On Apr 26, Regency’s board of directors announced a quarterly cash dividend of 53 cents per share on its common stock. This dividend will be paid on May 31 to shareholders of record as of May 22. Notably, the quarterly dividend of 53 cents per share, or $2.12 on an annualized basis, denotes an increase from $2.00 in 2016.

Our Take

Regency’s focus on building a premium portfolio of grocery-anchored shopping centers augurs well for the long term. Such centers are usually necessity driven and attract huge traffic. In addition, the presence of a cluster of leading grocers will cushion the company from market swings.

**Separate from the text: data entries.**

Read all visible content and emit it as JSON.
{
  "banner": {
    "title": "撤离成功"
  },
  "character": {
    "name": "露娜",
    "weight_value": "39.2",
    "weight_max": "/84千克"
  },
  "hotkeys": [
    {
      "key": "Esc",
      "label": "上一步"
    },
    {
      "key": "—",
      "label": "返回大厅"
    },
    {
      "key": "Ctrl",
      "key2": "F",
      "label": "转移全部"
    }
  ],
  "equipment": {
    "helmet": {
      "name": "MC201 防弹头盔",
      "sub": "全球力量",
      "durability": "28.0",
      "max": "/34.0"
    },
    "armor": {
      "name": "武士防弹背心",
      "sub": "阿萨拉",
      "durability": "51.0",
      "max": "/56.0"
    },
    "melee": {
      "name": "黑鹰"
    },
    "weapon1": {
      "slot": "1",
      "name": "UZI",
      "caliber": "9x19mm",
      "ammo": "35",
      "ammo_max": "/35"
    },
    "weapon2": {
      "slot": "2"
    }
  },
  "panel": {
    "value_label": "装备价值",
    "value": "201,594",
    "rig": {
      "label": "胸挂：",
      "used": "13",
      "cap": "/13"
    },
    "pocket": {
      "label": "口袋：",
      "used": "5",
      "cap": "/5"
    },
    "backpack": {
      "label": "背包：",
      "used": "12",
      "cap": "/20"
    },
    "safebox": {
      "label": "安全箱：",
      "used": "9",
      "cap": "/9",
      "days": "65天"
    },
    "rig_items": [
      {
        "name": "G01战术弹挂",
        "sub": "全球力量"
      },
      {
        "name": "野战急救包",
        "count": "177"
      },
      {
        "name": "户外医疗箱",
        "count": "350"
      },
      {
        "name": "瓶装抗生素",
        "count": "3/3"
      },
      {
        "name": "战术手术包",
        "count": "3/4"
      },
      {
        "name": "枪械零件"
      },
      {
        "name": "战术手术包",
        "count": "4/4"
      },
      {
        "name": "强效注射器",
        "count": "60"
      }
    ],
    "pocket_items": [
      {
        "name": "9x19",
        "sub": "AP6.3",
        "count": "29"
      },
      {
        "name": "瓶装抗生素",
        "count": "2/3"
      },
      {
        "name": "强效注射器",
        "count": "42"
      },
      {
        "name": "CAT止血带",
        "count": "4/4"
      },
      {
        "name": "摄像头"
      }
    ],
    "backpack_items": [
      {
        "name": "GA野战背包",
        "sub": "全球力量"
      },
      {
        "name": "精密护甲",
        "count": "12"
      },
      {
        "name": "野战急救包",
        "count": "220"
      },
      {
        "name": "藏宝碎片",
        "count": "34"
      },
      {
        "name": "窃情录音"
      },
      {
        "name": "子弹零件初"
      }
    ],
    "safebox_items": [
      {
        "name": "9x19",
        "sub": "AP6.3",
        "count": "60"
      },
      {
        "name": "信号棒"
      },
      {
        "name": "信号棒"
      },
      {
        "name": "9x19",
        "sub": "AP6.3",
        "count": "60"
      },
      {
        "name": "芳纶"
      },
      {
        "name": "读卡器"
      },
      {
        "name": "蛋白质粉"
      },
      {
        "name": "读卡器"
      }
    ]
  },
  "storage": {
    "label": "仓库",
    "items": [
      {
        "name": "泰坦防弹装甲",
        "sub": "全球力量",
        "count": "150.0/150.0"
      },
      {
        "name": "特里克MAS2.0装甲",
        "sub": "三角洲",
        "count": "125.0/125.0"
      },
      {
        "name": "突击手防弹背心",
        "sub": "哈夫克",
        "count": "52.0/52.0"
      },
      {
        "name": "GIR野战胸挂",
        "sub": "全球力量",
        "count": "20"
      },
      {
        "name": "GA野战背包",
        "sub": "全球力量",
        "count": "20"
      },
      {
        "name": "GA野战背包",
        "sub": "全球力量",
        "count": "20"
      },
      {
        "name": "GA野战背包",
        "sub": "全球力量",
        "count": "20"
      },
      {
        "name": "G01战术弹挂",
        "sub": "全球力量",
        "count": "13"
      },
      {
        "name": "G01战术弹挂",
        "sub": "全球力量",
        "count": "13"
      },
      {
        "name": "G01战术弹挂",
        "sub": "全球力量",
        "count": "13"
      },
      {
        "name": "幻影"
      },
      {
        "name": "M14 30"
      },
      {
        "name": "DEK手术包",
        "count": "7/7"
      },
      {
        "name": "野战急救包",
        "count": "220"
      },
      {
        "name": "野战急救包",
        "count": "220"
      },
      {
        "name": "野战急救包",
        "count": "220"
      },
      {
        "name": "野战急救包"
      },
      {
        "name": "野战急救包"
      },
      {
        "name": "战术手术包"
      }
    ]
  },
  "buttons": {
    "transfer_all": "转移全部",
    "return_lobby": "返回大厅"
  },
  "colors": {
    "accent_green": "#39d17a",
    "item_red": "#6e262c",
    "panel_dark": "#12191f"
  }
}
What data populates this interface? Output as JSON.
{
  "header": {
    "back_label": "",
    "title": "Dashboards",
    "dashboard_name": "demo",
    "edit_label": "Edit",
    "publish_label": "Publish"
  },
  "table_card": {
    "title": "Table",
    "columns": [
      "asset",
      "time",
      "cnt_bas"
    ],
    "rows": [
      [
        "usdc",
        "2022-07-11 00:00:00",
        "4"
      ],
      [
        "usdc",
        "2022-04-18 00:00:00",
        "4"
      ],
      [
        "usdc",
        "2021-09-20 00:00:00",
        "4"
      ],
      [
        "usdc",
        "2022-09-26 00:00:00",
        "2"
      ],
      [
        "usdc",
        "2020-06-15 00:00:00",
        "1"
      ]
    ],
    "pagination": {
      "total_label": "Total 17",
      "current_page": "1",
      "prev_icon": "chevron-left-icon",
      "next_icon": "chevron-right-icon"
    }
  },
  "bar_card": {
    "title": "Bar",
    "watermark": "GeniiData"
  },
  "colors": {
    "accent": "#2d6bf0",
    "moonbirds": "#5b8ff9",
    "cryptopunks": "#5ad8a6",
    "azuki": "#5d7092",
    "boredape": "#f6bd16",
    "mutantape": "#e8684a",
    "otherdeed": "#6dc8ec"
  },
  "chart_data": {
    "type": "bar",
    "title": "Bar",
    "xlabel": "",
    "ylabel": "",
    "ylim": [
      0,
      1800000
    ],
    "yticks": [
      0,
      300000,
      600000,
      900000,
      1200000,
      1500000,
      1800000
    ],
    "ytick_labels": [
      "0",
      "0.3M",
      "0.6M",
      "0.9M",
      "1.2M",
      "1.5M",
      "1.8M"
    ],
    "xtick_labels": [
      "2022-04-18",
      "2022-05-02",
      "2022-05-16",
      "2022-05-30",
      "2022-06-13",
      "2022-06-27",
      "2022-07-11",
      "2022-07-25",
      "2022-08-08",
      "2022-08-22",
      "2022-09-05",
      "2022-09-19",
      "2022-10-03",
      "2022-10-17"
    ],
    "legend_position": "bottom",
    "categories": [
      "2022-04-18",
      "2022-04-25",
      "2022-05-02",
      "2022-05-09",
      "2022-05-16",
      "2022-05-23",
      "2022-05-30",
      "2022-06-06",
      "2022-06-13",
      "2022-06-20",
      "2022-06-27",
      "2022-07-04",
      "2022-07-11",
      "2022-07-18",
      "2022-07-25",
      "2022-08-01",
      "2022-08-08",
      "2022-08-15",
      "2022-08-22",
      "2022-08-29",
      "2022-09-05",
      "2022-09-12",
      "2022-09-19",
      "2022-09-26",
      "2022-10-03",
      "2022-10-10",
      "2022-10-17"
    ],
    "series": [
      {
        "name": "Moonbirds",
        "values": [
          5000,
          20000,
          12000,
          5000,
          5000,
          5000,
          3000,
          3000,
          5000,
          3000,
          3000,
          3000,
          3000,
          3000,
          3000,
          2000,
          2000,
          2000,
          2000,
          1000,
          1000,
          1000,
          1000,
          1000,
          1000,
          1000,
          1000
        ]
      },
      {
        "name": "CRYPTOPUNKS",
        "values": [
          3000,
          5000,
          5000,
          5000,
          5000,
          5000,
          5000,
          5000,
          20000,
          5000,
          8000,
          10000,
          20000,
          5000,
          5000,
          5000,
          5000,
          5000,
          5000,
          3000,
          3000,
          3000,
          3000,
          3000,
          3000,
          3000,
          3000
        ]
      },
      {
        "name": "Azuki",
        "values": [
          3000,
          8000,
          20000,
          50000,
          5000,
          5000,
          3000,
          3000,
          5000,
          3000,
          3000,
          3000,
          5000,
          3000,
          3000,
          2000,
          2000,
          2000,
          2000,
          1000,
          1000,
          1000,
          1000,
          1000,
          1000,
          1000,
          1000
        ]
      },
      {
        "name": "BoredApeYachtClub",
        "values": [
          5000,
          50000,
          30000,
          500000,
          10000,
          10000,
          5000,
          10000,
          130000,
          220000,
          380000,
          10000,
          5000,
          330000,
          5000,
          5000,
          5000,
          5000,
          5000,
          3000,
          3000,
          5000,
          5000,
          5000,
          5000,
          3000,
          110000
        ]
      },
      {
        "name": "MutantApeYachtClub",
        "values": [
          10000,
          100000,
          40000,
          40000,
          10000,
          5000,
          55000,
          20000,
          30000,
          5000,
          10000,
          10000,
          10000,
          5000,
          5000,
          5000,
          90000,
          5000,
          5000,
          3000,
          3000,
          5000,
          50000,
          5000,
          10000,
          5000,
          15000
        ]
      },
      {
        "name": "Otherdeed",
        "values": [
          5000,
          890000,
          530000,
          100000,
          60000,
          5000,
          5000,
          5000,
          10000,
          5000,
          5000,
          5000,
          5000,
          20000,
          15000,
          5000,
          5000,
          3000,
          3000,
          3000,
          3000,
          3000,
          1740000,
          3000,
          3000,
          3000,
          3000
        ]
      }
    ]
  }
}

Further, the company’s merger with Equity One elevated the company’s position in the retail real estate market and offered it with a host of opportunities to drive long-term growth. However, shift in retail shopping from brick and mortar stores to internet sales, and rate hikes remain concerns for the company.

Regency currently carries a Zacks Rank #3 (Hold).

Stocks to Consider

Investors can also consider better-ranked stocks in the REIT space like Equity LifeStyle Properties, Inc. (ELS - Free Report) , Prologis, Inc. (PLD - Free Report) and PS Business Parks, Inc. . All the three stocks carry a Zacks Rank #2 (Buy). You can see the complete list of today’s Zacks #1 Rank (Strong Buy) stocks here.

Equity LifeStyle Properties currently has a long-term growth rate of 4.7%.

Prologis’ estimates for 2017 funds from operations (“FFO”) per share moved north nearly 3.8% to $2.76, over the past 30 days.

Moreover, PS Business Parks’ estimates for 2017 FFO per share climbed 1.2% to $5.93, over the past 30 days.

Note: All EPS numbers presented in this write up represent funds from operations (“FFO”) per share. FFO, a widely used metric to gauge the performance of REITs, is obtained after adding depreciation and amortization and other non-cash expenses to net income.